A recently published book chapter, “Use of the Classic Hallucinogen Psilocybin for Treatment of Existential Distress Associated With Cancer,” reviews the potential of a novel psychoactive drug, psilocybin, in alleviating the psychological and spiritual distress that often accompanies a life-threatening cancer diagnosis.
The work, published in Psychological Aspects of Cancer: A Guide to Emotional and Psychological Consequences of Cancer, Their Causes, and Their Management, was co-written by Anthony P. Bossis, clinical assistant professor of psychiatry and oral and maxillofacial pathology, radiology, and medicine at the NYU College of Dentistry (NYUCD) and NYU Langone Medical Center.
The hallucinogen treatment model with psilocybin has been shown to induce a mystical or spiritual experience and is a unique therapeutic approach to reduce the anxiety of terminal cancer patients.
“Mystical or peak consciousness states in cancer patients have been associated with a number of benefits including improved psychological, spiritual, and existential wellbeing,” says Bossis of the study, which was recently highlighted in the Journal of the National Cancer Institute.
Psilocybin (a serotonergic psychoactive agent) is a naturally occurring active component of many species of mushrooms, and is rapidly metabolized to psilocin, a highly potent activator of serotonin receptors. In addition to receiving the psilocybin compound, patients enrolled in the study also receive psychological preparation prior to the psilocybin dosing followed by a brief series of integrative psychotherapeutic sessions.
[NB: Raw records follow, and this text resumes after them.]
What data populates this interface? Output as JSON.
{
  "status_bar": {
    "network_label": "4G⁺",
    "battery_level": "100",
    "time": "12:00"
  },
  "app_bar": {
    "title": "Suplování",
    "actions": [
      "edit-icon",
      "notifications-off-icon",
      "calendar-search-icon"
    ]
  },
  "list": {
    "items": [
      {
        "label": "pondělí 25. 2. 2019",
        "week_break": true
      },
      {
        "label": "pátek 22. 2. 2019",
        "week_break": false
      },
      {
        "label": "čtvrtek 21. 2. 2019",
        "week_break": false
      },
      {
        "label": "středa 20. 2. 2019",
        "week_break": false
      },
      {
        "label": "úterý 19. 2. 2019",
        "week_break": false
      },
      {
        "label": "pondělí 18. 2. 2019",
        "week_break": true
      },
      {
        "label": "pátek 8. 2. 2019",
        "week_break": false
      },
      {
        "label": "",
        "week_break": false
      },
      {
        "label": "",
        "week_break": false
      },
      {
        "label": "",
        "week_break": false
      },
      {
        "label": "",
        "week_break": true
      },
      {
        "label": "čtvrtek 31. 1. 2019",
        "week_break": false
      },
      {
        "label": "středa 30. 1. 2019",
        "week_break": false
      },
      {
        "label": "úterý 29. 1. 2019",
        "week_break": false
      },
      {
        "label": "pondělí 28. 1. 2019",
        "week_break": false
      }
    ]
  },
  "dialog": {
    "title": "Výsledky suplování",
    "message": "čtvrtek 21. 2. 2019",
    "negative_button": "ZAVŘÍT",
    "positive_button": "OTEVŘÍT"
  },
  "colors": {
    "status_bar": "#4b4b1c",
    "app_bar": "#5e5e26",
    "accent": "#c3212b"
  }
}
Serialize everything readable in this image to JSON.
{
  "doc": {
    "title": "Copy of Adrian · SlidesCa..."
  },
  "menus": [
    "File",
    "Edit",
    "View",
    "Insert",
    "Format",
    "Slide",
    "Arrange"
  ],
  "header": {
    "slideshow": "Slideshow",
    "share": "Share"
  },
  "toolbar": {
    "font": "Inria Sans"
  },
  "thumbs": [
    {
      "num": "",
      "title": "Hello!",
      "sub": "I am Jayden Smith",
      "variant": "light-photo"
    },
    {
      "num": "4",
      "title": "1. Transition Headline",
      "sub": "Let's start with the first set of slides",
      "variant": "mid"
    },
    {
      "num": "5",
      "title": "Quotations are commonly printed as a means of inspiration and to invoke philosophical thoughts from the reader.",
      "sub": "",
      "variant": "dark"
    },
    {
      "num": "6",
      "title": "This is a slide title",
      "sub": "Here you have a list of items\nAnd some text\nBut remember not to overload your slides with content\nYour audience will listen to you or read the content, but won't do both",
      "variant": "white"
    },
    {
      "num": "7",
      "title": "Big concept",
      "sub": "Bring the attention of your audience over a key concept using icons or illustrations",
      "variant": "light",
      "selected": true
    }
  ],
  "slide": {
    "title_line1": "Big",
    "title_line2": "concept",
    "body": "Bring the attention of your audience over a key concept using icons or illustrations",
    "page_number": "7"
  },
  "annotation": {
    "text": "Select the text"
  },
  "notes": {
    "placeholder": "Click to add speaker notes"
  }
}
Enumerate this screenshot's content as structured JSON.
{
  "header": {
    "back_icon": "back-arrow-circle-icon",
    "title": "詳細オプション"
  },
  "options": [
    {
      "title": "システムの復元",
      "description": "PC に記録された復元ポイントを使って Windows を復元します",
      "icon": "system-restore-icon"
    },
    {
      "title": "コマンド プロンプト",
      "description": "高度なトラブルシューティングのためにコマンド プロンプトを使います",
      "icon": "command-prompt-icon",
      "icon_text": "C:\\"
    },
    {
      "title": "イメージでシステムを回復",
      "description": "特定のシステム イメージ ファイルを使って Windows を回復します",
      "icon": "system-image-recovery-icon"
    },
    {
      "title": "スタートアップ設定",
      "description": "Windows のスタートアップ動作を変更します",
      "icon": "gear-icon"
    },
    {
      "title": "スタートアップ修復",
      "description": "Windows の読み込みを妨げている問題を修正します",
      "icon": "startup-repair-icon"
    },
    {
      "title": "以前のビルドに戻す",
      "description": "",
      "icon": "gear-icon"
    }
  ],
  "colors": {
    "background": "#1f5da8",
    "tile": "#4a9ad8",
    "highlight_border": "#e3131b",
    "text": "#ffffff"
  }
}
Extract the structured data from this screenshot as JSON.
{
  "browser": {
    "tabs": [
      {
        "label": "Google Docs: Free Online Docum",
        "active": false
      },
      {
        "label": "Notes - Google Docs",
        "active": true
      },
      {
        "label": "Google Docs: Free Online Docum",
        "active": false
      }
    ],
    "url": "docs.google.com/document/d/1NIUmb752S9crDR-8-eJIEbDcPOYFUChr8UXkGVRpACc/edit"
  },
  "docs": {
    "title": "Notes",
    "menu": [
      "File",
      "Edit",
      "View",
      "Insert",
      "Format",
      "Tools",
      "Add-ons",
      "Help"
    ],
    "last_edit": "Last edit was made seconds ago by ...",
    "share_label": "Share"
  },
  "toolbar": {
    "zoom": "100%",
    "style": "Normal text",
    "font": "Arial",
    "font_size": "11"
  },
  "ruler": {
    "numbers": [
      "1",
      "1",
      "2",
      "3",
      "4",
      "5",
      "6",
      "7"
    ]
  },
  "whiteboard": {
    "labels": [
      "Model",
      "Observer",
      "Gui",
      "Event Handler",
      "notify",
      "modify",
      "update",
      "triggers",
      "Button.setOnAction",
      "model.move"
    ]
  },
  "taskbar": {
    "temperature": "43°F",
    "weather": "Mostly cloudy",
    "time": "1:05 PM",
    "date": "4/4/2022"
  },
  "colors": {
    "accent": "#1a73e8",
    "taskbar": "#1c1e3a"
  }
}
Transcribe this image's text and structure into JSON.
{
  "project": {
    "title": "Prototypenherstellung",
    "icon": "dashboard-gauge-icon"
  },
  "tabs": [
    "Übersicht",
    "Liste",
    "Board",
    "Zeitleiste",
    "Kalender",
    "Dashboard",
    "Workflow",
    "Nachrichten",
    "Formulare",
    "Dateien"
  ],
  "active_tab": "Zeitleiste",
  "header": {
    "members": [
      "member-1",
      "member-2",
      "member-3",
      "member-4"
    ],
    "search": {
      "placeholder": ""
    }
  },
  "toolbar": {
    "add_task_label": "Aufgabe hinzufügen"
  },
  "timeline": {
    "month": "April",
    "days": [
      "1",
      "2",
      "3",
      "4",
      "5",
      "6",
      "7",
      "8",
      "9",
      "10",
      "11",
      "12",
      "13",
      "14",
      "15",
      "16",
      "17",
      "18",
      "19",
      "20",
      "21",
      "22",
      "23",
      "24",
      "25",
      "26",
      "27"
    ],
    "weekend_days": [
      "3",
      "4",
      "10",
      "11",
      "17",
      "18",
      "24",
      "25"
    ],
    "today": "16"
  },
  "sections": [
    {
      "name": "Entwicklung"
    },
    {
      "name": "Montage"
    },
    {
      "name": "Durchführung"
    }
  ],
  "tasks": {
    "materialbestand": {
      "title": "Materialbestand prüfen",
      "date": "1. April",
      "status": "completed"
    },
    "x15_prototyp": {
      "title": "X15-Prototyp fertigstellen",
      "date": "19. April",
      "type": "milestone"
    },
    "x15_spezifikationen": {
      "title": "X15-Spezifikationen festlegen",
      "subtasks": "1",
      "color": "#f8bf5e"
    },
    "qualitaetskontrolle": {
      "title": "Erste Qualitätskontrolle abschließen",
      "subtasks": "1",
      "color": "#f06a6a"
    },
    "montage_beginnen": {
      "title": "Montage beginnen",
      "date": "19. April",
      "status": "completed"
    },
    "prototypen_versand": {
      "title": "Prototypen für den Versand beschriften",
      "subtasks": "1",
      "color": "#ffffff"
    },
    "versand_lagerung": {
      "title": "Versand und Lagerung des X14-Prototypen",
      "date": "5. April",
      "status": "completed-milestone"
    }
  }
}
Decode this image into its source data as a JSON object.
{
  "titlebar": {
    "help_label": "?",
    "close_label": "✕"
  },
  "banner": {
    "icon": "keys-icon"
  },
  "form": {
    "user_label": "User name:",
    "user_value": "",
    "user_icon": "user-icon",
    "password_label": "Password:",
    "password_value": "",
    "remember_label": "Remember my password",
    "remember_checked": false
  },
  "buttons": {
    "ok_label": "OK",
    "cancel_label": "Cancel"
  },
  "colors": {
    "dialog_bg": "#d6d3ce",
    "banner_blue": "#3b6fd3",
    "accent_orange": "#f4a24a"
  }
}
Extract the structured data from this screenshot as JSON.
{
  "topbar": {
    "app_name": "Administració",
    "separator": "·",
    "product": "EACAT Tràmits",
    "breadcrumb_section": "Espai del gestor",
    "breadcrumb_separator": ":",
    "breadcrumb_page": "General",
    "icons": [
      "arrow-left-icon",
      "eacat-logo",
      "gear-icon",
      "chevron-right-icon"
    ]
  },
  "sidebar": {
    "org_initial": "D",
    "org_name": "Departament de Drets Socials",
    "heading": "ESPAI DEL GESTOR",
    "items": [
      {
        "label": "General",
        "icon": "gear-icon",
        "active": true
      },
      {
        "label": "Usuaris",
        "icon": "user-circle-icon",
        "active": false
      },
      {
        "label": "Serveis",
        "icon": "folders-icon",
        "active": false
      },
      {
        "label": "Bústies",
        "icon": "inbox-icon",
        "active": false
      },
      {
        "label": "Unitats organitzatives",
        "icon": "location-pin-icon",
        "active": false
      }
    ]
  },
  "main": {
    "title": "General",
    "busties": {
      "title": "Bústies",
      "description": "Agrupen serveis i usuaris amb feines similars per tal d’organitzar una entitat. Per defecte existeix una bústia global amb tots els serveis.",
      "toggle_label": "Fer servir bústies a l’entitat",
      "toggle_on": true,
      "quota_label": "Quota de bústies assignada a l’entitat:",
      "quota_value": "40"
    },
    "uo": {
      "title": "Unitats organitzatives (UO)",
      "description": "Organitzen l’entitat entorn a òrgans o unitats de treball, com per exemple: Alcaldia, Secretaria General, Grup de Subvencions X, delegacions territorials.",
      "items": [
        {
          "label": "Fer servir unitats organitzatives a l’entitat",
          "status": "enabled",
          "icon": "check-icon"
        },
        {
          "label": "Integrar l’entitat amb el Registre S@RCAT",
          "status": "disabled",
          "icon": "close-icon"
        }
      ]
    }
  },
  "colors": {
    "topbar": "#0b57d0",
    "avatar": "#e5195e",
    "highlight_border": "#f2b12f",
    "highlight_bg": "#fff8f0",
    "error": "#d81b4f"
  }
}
Stephen Ross, assistant professor of psychiatry and child and adolescent psychiatry at the NYU School of Medicine and clinical assistant professor of psychiatry and oral and maxillofacial pathology, radiology, and medicine at the NYUCD, is the principal investigator for the study; Bossis and Jeffrey Guss, clinical assistant professor of psychiatry, are co-principal investigators.
The co-authors of the chapter were Charles S. Grob, professor at Harbor-UCLA Medical Center, and Roland R. Griffiths, professor at Johns Hopkins University.